Ethical issues: LLMs reproduce training data biases; toxicity and social bias remain problematic despite improvements.
Factuality: Hallucination—generating plausible but false information—is a critical failure mode. Current detection methods are incomplete.
Trustworthiness: While LLMs show promise on many dimensions, comprehensive trustworthiness evaluation is underdeveloped.

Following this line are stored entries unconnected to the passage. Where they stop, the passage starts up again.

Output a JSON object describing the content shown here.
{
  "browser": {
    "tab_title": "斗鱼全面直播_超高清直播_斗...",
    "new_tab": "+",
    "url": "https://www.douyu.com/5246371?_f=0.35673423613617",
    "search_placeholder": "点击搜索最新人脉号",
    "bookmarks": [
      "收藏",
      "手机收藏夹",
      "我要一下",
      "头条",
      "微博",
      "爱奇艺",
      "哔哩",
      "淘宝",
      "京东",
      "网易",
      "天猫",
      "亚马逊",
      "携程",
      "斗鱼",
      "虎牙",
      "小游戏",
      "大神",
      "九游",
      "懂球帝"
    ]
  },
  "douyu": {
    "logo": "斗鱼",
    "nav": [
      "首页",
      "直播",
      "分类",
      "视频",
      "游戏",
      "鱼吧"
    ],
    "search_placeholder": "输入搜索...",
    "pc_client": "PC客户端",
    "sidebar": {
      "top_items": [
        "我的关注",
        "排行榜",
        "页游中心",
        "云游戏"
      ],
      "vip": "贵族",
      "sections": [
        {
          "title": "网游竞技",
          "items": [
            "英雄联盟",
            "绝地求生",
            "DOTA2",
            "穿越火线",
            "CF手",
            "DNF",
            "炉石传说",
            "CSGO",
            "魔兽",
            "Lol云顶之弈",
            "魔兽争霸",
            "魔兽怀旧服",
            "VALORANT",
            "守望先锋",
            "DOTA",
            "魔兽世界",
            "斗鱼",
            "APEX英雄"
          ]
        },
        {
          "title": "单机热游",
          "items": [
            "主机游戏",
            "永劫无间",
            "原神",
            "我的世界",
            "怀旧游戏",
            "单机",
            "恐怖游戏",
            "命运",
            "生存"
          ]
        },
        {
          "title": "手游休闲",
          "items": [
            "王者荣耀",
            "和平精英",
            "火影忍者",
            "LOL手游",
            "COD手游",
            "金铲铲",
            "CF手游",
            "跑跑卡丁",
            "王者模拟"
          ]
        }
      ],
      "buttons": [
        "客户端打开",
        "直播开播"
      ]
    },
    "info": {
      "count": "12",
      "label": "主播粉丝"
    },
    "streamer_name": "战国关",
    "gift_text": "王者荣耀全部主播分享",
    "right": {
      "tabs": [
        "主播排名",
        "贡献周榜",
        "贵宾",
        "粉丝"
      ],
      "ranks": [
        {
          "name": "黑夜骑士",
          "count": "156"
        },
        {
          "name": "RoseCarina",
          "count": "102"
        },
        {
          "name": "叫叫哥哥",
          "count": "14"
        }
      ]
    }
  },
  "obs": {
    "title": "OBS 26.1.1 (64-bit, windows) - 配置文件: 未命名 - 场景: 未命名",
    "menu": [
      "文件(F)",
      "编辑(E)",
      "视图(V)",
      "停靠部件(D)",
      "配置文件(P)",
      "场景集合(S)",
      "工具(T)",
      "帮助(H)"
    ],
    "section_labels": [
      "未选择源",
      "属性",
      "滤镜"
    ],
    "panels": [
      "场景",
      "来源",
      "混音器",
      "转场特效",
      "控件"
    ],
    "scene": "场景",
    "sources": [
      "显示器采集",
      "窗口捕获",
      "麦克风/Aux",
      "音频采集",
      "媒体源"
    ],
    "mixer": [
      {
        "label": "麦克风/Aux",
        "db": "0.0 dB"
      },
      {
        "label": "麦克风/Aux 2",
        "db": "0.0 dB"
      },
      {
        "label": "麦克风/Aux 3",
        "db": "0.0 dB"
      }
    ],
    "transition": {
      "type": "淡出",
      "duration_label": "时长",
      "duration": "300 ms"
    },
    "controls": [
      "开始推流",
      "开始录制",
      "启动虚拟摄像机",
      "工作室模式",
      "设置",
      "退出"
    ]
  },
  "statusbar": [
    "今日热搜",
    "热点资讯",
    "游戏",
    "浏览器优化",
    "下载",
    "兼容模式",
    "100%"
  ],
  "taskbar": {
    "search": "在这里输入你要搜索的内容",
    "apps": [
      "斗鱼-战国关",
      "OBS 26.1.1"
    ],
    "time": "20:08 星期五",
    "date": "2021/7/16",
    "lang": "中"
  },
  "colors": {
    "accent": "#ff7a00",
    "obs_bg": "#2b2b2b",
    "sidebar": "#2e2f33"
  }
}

The paper emphasizes that existing evaluation protocols, though numerous, are fragmented and often insufficient to capture the full scope of LLM capabilities and limitations.

Connections¶

Related to A Survey of Large Language Models via shared focus on LLM foundations and capabilities; the Zhao paper covers pre-training and scaling while Chang et al. focus on downstream evaluation.
Related to Survey on Factuality in Large Language Models: Knowledge, Retrieval and Domain-Specificity on the specific problem of hallucination and factuality evaluation, a major component of the Chang survey.
Contributes to LLM assessment frameworks used in evaluating models for misinformation detection applications.
Informed by foundational work on NLP evaluation standards and dataset curation.

Notes¶

This survey is important for the fake news wiki because:

Factuality assessment: A substantial section addresses hallucination and factuality evaluation, directly relevant to deploying LLMs for fact-checking and misinformation detection.
Trustworthiness and bias: The coverage of ethical evaluation, bias detection, and trustworthiness is critical for understanding whether LLMs can reliably assess claims for veracity.
Robustness: The discussion of adversarial robustness and out-of-distribution generalization applies to adversarially crafted disinformation.
Comprehensive scope: The breadth of the survey (269 papers, multiple task domains) makes it a canonical reference for understanding LLM evaluation landscape, including limitations that are pertinent to safety-critical misinformation detection tasks.

The paper is notably human-readable compared to highly technical evaluation papers, making it a good entry point for understanding what we can and cannot reliably test in LLMs before deployment in misinformation contexts.